In fact many of you got AC with O(N1*N2) solution. Some new tests were added and some more will be added soon. This problem had very simple O(N) and O(N*log N) solutions but unfortunately very weak tests. 756 authors had already lost their AC.

Extra tests were added and Time Limit was decreased to 1 second. Because of limitations [-32768, 32767] some O(N^2) solutions still have AC, but these limitations will not be changed. Investigation is finished. :)

Are the limits the same?
I have O(n1+n2) and TLE#8
Is it too slow?!

Your algo is correct. Sorry for wrong verdict. This was a system bug.

On 3rd test my program get time 0.14 but system says "Time limit exceeded"..

Is this a bug?

I try pass problem again, and got AC...

Edited by author 26.03.2007 23:29

My solution got AC by tnow it TL on 4 test
Thise code for those who can answer to my problem

var a:array[1..50001]of integer;
    n,i,j,k,m:longint;
begin read(n);
      for i:=1 to n do read(a[i]);
      read(m);
      for i:=1 to m do
          begin read(k);
                for j:=1 to n do
                    if (a[j]+k=10000) then
                       begin write('YES');
                             halt(0);
                       end;
          end;
      write('NO');
end.

Your solution complexity is O(N*M), which is too slow. Try to find a better algorithm. Good luck!

 i got one with O(nlogn) but what the O(n) one ? you mean that we use hash to search ?

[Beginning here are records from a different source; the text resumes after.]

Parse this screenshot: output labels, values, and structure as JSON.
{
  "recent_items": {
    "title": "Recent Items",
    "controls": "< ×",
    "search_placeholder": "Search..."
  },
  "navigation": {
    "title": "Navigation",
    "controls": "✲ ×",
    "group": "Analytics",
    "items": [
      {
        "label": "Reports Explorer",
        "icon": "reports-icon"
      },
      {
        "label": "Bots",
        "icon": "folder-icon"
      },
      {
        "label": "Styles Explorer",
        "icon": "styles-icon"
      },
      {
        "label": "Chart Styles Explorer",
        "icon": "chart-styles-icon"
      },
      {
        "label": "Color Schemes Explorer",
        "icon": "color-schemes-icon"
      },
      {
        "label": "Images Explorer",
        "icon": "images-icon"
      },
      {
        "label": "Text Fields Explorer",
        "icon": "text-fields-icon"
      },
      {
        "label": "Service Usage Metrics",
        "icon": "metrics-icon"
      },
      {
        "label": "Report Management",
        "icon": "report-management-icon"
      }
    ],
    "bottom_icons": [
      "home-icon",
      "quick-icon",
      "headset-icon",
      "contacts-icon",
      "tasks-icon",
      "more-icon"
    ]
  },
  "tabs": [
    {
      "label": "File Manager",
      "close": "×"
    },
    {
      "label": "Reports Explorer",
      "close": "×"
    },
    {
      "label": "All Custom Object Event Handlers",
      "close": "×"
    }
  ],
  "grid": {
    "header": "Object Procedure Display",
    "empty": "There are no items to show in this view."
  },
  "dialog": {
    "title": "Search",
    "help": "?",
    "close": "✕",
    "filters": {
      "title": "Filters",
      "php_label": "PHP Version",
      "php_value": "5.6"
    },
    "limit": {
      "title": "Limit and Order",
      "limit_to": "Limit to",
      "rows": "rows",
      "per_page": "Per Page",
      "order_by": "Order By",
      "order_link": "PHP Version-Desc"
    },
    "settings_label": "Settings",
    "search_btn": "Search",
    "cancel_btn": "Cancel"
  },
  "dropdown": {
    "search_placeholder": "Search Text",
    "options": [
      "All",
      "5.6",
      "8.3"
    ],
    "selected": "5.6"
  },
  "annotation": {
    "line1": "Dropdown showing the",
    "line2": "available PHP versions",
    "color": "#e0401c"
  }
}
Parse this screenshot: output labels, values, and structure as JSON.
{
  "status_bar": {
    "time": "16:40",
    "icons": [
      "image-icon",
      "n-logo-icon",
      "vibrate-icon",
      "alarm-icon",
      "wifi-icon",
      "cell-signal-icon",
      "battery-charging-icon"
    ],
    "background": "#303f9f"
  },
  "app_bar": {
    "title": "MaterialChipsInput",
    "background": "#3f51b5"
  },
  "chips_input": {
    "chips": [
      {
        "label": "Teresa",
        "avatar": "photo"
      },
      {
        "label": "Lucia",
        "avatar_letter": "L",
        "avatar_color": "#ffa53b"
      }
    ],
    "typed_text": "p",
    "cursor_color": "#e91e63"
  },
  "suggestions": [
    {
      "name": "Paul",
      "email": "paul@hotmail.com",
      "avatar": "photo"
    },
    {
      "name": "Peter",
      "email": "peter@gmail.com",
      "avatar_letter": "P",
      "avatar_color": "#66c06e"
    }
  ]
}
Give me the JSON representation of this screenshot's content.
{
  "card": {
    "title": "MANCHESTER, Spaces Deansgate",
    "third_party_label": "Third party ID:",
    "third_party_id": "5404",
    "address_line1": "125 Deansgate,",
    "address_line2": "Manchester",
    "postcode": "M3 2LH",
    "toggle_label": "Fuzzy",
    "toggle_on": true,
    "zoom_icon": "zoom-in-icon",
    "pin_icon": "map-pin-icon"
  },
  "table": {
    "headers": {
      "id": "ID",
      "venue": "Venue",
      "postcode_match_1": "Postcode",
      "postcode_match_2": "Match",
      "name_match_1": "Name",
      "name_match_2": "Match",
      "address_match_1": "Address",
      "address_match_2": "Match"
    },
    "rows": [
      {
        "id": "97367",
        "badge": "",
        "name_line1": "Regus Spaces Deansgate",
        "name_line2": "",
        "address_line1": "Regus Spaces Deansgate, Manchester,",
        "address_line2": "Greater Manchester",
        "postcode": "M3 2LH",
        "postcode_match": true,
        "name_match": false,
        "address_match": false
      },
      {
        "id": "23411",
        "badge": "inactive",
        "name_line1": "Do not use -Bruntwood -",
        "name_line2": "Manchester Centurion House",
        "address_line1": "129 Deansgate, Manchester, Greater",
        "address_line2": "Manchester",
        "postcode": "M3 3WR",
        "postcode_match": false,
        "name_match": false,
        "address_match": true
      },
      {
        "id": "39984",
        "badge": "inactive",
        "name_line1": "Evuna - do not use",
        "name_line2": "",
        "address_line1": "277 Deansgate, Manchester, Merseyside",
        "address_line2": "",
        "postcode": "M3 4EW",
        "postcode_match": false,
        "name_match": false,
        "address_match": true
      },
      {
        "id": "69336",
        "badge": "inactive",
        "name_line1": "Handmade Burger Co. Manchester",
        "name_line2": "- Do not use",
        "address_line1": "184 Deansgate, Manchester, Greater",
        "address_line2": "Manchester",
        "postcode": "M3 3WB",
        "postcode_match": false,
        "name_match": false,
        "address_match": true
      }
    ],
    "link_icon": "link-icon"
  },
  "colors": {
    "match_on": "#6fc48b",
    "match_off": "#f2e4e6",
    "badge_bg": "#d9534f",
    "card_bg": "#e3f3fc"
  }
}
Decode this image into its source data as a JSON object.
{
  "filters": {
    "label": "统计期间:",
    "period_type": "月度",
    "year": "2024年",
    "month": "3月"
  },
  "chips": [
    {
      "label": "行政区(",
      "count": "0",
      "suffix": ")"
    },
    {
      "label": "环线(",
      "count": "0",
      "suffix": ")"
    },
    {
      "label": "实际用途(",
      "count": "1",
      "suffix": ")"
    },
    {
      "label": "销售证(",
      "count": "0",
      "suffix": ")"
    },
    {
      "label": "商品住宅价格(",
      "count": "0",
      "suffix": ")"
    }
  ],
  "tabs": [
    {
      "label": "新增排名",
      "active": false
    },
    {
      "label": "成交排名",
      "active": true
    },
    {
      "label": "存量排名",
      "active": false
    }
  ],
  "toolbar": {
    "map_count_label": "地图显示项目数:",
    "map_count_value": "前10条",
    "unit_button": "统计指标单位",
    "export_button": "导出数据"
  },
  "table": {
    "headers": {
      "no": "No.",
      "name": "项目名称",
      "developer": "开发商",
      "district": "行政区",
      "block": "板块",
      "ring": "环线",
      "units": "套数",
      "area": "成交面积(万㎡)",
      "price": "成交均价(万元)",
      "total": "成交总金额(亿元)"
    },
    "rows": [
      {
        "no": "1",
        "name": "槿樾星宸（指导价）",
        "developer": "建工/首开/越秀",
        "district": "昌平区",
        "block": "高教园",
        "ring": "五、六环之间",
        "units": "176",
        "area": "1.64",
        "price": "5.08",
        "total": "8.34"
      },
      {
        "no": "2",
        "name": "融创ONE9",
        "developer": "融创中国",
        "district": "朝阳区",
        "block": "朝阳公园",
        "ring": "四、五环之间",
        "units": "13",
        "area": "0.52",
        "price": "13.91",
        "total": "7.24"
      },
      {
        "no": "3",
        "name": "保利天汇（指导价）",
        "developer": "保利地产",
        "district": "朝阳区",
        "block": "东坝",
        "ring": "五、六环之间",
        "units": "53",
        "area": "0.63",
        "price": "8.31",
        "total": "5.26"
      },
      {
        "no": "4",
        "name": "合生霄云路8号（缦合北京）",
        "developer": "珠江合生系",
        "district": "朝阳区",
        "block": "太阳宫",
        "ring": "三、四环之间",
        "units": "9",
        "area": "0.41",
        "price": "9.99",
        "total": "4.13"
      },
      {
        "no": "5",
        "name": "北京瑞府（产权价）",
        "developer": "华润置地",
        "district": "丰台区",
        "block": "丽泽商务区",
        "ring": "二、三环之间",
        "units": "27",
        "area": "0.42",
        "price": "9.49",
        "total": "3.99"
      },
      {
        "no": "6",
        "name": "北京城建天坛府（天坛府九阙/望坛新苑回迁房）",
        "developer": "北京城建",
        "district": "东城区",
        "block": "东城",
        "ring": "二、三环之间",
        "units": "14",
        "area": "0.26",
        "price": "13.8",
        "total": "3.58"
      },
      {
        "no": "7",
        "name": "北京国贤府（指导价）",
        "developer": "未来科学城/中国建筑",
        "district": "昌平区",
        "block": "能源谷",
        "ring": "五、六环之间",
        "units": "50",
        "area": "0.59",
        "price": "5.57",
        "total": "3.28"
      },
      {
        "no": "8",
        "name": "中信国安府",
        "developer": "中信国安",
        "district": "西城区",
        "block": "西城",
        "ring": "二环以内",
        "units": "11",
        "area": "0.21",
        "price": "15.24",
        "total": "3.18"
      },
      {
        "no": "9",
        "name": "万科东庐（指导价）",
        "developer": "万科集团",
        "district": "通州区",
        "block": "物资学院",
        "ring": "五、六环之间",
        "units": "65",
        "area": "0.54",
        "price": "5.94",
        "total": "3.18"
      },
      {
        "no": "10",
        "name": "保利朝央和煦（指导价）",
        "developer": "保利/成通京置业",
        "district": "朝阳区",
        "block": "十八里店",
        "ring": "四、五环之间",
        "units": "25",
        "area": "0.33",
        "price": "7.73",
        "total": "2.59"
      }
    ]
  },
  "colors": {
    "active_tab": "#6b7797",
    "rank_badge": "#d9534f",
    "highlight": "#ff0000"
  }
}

I use binary search. But I have WE on test 5.
What's problem? Solution complexity is O(n+m).

Just use array of bool

here is my code and i've time limit test 10.
begin
  read(n);
  for i := 1 to n do
  read(a[i]);
  q := false;

  read(m);
  q1 := true;
  read(x);
  if x+a[n]<10000 then q1 := false
  else  begin   i := n;
      repeat
        if x+a[i]=10000 then q := true;
        i := i - 1;
      until (i=0) or (x+a[i]<10000);
        end;

  if q1 then
    begin
  for j := 1 to m-1 do
    begin
      read(x);
        i := n;
        repeat
        if x+a[i]=10000 then q := true;
        i := i - 1;
        until (i=0) or (x+a[i]<10000);
    end;
    end
  else  for j := 1 to m-1 do
          read(x);
  if q then write('YES')
  else write('NO');
end.
who can give me more correct than mine, pls!!

your solution is too slow
there is O(n + m) solution
for example
4
5 7 10 15
5
[and some numbers]
at first you can read first group of 4 numbers (5, 7, 10,15)
and while you read second group you can easy check
is it 9995, 9993, 9990, 9985 or not

after reading next integer from second group
you dont need to check all 4 numbers.
you can do it fast just using array of boolean

thanks!!, but I find new algo
begin
  read(n);
  for i := 1 to n do
  read(a[i]);

  q := false;
  j := 0;
  read(m);
  repeat
    inc(j);
    read(x);           i1 := 1;   ni := n;
      if (a[i1]+x<=10000) and (a[ni]+x>=10000) then
        begin  i := 0;
          repeat
          inc(i);
        if a[ni div 2]+x<=10000 then i1 := ni div 2
        else ni := ni div 2;
          until (i=10) or (ni-i1<=3);

     for i := i1  to ni do
     if a[i]+x=10000 then q := true;
       end;
  until (q) or (a[n]<=10000) or (j=m);
  if q then write('YES')
  else write('NO');
end.
but i've WA#3 now!!

using a bool array of length 65000 will solve it very very fast.//idea of bucket sort

Edited by author 13.06.2008 02:08